JAKARTA-Wakil Ketua Komisi VII DPR RI Chusnunia meminta Kementrian Pariwisata untuk lebih memprioritaskan pengembangan program-program pariwisata yang substantif dan bersentuhan dengan warga. Hal tersebut disampaikannya dalam Rapat Dengar Pendapat (RDP) bersama Kementrian Pariwisata, Rabu (17/6/2026).
Chusnunia menilai porsi anggaran Dukungan Manajemen mencapai lebih dari 50% dari total pagu Kementerian Pariwisata, sedangkan Program Pariwisata yang menjadi ujung tombak pelayanan kepada masyarakat hanya sekitar 15%. Implikasi akan baanyak program hanya mampu berjalan pada level minimal.

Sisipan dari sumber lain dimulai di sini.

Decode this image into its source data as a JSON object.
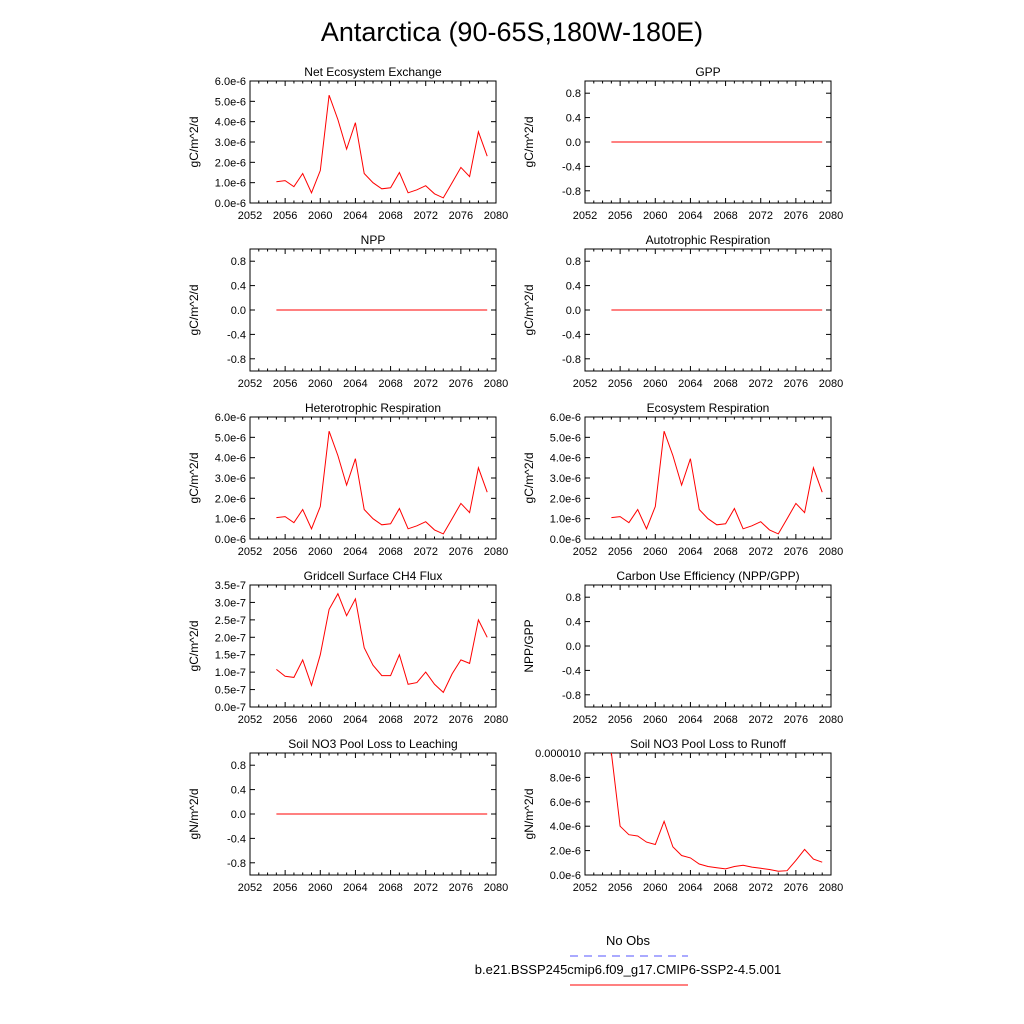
{
  "figure": {
    "title": "Antarctica (90-65S,180W-180E)"
  },
  "chart_data": [
    {
      "type": "line",
      "title": "Net Ecosystem Exchange",
      "ylabel": "gC/m^2/d",
      "xlim": [
        2052,
        2080
      ],
      "xticks": [
        "2052",
        "2056",
        "2060",
        "2064",
        "2068",
        "2072",
        "2076",
        "2080"
      ],
      "ylim": [
        0,
        6e-06
      ],
      "yticks": [
        "0.0e-6",
        "1.0e-6",
        "2.0e-6",
        "3.0e-6",
        "4.0e-6",
        "5.0e-6",
        "6.0e-6"
      ],
      "series": [
        {
          "x": [
            2055,
            2056,
            2057,
            2058,
            2059,
            2060,
            2061,
            2062,
            2063,
            2064,
            2065,
            2066,
            2067,
            2068,
            2069,
            2070,
            2071,
            2072,
            2073,
            2074,
            2075,
            2076,
            2077,
            2078,
            2079
          ],
          "y": [
            1.05e-06,
            1.1e-06,
            8e-07,
            1.45e-06,
            5e-07,
            1.6e-06,
            5.3e-06,
            4.1e-06,
            2.65e-06,
            3.95e-06,
            1.45e-06,
            1e-06,
            7e-07,
            7.5e-07,
            1.5e-06,
            5e-07,
            6.5e-07,
            8.5e-07,
            4.5e-07,
            2.5e-07,
            1e-06,
            1.75e-06,
            1.3e-06,
            3.5e-06,
            2.3e-06
          ]
        }
      ]
    },
    {
      "type": "line",
      "title": "GPP",
      "ylabel": "gC/m^2/d",
      "xlim": [
        2052,
        2080
      ],
      "xticks": [
        "2052",
        "2056",
        "2060",
        "2064",
        "2068",
        "2072",
        "2076",
        "2080"
      ],
      "ylim": [
        -1,
        1
      ],
      "yticks": [
        "-0.8",
        "-0.4",
        "0.0",
        "0.4",
        "0.8"
      ],
      "series": [
        {
          "x": [
            2055,
            2079
          ],
          "y": [
            0,
            0
          ]
        }
      ]
    },
    {
      "type": "line",
      "title": "NPP",
      "ylabel": "gC/m^2/d",
      "xlim": [
        2052,
        2080
      ],
      "xticks": [
        "2052",
        "2056",
        "2060",
        "2064",
        "2068",
        "2072",
        "2076",
        "2080"
      ],
      "ylim": [
        -1,
        1
      ],
      "yticks": [
        "-0.8",
        "-0.4",
        "0.0",
        "0.4",
        "0.8"
      ],
      "series": [
        {
          "x": [
            2055,
            2079
          ],
          "y": [
            0,
            0
          ]
        }
      ]
    },
    {
      "type": "line",
      "title": "Autotrophic Respiration",
      "ylabel": "gC/m^2/d",
      "xlim": [
        2052,
        2080
      ],
      "xticks": [
        "2052",
        "2056",
        "2060",
        "2064",
        "2068",
        "2072",
        "2076",
        "2080"
      ],
      "ylim": [
        -1,
        1
      ],
      "yticks": [
        "-0.8",
        "-0.4",
        "0.0",
        "0.4",
        "0.8"
      ],
      "series": [
        {
          "x": [
            2055,
            2079
          ],
          "y": [
            0,
            0
          ]
        }
      ]
    },
    {
      "type": "line",
      "title": "Heterotrophic Respiration",
      "ylabel": "gC/m^2/d",
      "xlim": [
        2052,
        2080
      ],
      "xticks": [
        "2052",
        "2056",
        "2060",
        "2064",
        "2068",
        "2072",
        "2076",
        "2080"
      ],
      "ylim": [
        0,
        6e-06
      ],
      "yticks": [
        "0.0e-6",
        "1.0e-6",
        "2.0e-6",
        "3.0e-6",
        "4.0e-6",
        "5.0e-6",
        "6.0e-6"
      ],
      "series": [
        {
          "x": [
            2055,
            2056,
            2057,
            2058,
            2059,
            2060,
            2061,
            2062,
            2063,
            2064,
            2065,
            2066,
            2067,
            2068,
            2069,
            2070,
            2071,
            2072,
            2073,
            2074,
            2075,
            2076,
            2077,
            2078,
            2079
          ],
          "y": [
            1.05e-06,
            1.1e-06,
            8e-07,
            1.45e-06,
            5e-07,
            1.6e-06,
            5.3e-06,
            4.1e-06,
            2.65e-06,
            3.95e-06,
            1.45e-06,
            1e-06,
            7e-07,
            7.5e-07,
            1.5e-06,
            5e-07,
            6.5e-07,
            8.5e-07,
            4.5e-07,
            2.5e-07,
            1e-06,
            1.75e-06,
            1.3e-06,
            3.5e-06,
            2.3e-06
          ]
        }
      ]
    },
    {
      "type": "line",
      "title": "Ecosystem Respiration",
      "ylabel": "gC/m^2/d",
      "xlim": [
        2052,
        2080
      ],
      "xticks": [
        "2052",
        "2056",
        "2060",
        "2064",
        "2068",
        "2072",
        "2076",
        "2080"
      ],
      "ylim": [
        0,
        6e-06
      ],
      "yticks": [
        "0.0e-6",
        "1.0e-6",
        "2.0e-6",
        "3.0e-6",
        "4.0e-6",
        "5.0e-6",
        "6.0e-6"
      ],
      "series": [
        {
          "x": [
            2055,
            2056,
            2057,
            2058,
            2059,
            2060,
            2061,
            2062,
            2063,
            2064,
            2065,
            2066,
            2067,
            2068,
            2069,
            2070,
            2071,
            2072,
            2073,
            2074,
            2075,
            2076,
            2077,
            2078,
            2079
          ],
          "y": [
            1.05e-06,
            1.1e-06,
            8e-07,
            1.45e-06,
            5e-07,
            1.6e-06,
            5.3e-06,
            4.1e-06,
            2.65e-06,
            3.95e-06,
            1.45e-06,
            1e-06,
            7e-07,
            7.5e-07,
            1.5e-06,
            5e-07,
            6.5e-07,
            8.5e-07,
            4.5e-07,
            2.5e-07,
            1e-06,
            1.75e-06,
            1.3e-06,
            3.5e-06,
            2.3e-06
          ]
        }
      ]
    },
    {
      "type": "line",
      "title": "Gridcell Surface CH4 Flux",
      "ylabel": "gC/m^2/d",
      "xlim": [
        2052,
        2080
      ],
      "xticks": [
        "2052",
        "2056",
        "2060",
        "2064",
        "2068",
        "2072",
        "2076",
        "2080"
      ],
      "ylim": [
        0,
        3.5e-07
      ],
      "yticks": [
        "0.0e-7",
        "0.5e-7",
        "1.0e-7",
        "1.5e-7",
        "2.0e-7",
        "2.5e-7",
        "3.0e-7",
        "3.5e-7"
      ],
      "series": [
        {
          "x": [
            2055,
            2056,
            2057,
            2058,
            2059,
            2060,
            2061,
            2062,
            2063,
            2064,
            2065,
            2066,
            2067,
            2068,
            2069,
            2070,
            2071,
            2072,
            2073,
            2074,
            2075,
            2076,
            2077,
            2078,
            2079
          ],
          "y": [
            1.08e-07,
            8.8e-08,
            8.5e-08,
            1.35e-07,
            6.2e-08,
            1.5e-07,
            2.8e-07,
            3.25e-07,
            2.62e-07,
            3.1e-07,
            1.7e-07,
            1.2e-07,
            9e-08,
            9e-08,
            1.5e-07,
            6.5e-08,
            7e-08,
            1e-07,
            6.5e-08,
            4.2e-08,
            9.5e-08,
            1.35e-07,
            1.25e-07,
            2.5e-07,
            2e-07
          ]
        }
      ]
    },
    {
      "type": "line",
      "title": "Carbon Use Efficiency (NPP/GPP)",
      "ylabel": "NPP/GPP",
      "xlim": [
        2052,
        2080
      ],
      "xticks": [
        "2052",
        "2056",
        "2060",
        "2064",
        "2068",
        "2072",
        "2076",
        "2080"
      ],
      "ylim": [
        -1,
        1
      ],
      "yticks": [
        "-0.8",
        "-0.4",
        "0.0",
        "0.4",
        "0.8"
      ],
      "series": []
    },
    {
      "type": "line",
      "title": "Soil NO3 Pool Loss to Leaching",
      "ylabel": "gN/m^2/d",
      "xlim": [
        2052,
        2080
      ],
      "xticks": [
        "2052",
        "2056",
        "2060",
        "2064",
        "2068",
        "2072",
        "2076",
        "2080"
      ],
      "ylim": [
        -1,
        1
      ],
      "yticks": [
        "-0.8",
        "-0.4",
        "0.0",
        "0.4",
        "0.8"
      ],
      "series": [
        {
          "x": [
            2055,
            2079
          ],
          "y": [
            0,
            0
          ]
        }
      ]
    },
    {
      "type": "line",
      "title": "Soil NO3 Pool Loss to Runoff",
      "ylabel": "gN/m^2/d",
      "xlim": [
        2052,
        2080
      ],
      "xticks": [
        "2052",
        "2056",
        "2060",
        "2064",
        "2068",
        "2072",
        "2076",
        "2080"
      ],
      "ylim": [
        0,
        1e-05
      ],
      "yticks": [
        "0.0e-6",
        "2.0e-6",
        "4.0e-6",
        "6.0e-6",
        "8.0e-6",
        "0.000010"
      ],
      "series": [
        {
          "x": [
            2055,
            2056,
            2057,
            2058,
            2059,
            2060,
            2061,
            2062,
            2063,
            2064,
            2065,
            2066,
            2067,
            2068,
            2069,
            2070,
            2071,
            2072,
            2073,
            2074,
            2075,
            2076,
            2077,
            2078,
            2079
          ],
          "y": [
            1e-05,
            4e-06,
            3.3e-06,
            3.2e-06,
            2.7e-06,
            2.5e-06,
            4.4e-06,
            2.3e-06,
            1.6e-06,
            1.4e-06,
            9e-07,
            7e-07,
            6e-07,
            5e-07,
            7e-07,
            8e-07,
            6.5e-07,
            5.5e-07,
            4.5e-07,
            3e-07,
            3.5e-07,
            1.2e-06,
            2.1e-06,
            1.3e-06,
            1.05e-06
          ]
        }
      ]
    }
  ],
  "legend": {
    "items": [
      {
        "label": "No Obs",
        "color": "#5555ff",
        "style": "dashed"
      },
      {
        "label": "b.e21.BSSP245cmip6.f09_g17.CMIP6-SSP2-4.5.001",
        "color": "#ff0000",
        "style": "solid"
      }
    ]
  },
  "colors": {
    "series": "#ff0000",
    "obs": "#5555ff",
    "axes": "#000000"
  }
}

“Kami memahami pentingnya belanja operasional, tetapi kami ingin memperoleh penjelasan mengenai apakah komposisi ini sudah ideal untuk kementerian yang berorientasi pada peningkatan kunjungan wisatawan, penguatan destinasi, pemberdayaan UMKM, dan penciptaan lapangan kerja,”ujarnya.
Selain itu politisi yang akrab disapa Nunik ini juga mengkritisi masalah hilangnya DAK Pariwisata dalam paparan yang disampaikan Kementrian Pariwisata.
“Salah satu poin penting dalam paparan adalah bahwa Pariwisata tidak lagi menjadi bidang penerima DAK Fisik TA 2027, ini merupakan isu yang sangat strategis dimana daerah akan kehilangan instrumen pembiayaan pembangunan destinasi wisata,”ungkapnya.
Lebih lanjut Nunik mencontohkan bagi Lampung, kondisi ini cukup mengkhawatirkan karena banyak destinasi wisata berkembang masih membutuhkan dukungan infrastruktur dasar.
“Kami di Komisi VII tentu akan mendorong agar Kementerian Pariwisata bernegosiasi dengan Kementerian Keuangan agar kembali mengusulkan kembali DAK Pariwisata minimal untuk destinasi prioritas dan daerah dengan potensi besar,”tambahnya.
Selain itu Nunik juga meminta agar Kementrian Pariwisata tidak hanya mengejar jumlah event atau banyaknya event.Pengukuran keberhasilan pariwsata harus berbasis dampak ekonomi seperti peningkatan pendapatan masyarakat, penyerapan tenaga kerja, pertumbuhan UMKM, investasi pariwisata dan kontribusi terhadap PDRB daerah
“Yang perlu kita kejar adalah dampaknya, bukan sekedar jumlah eventnya,” tegasnya.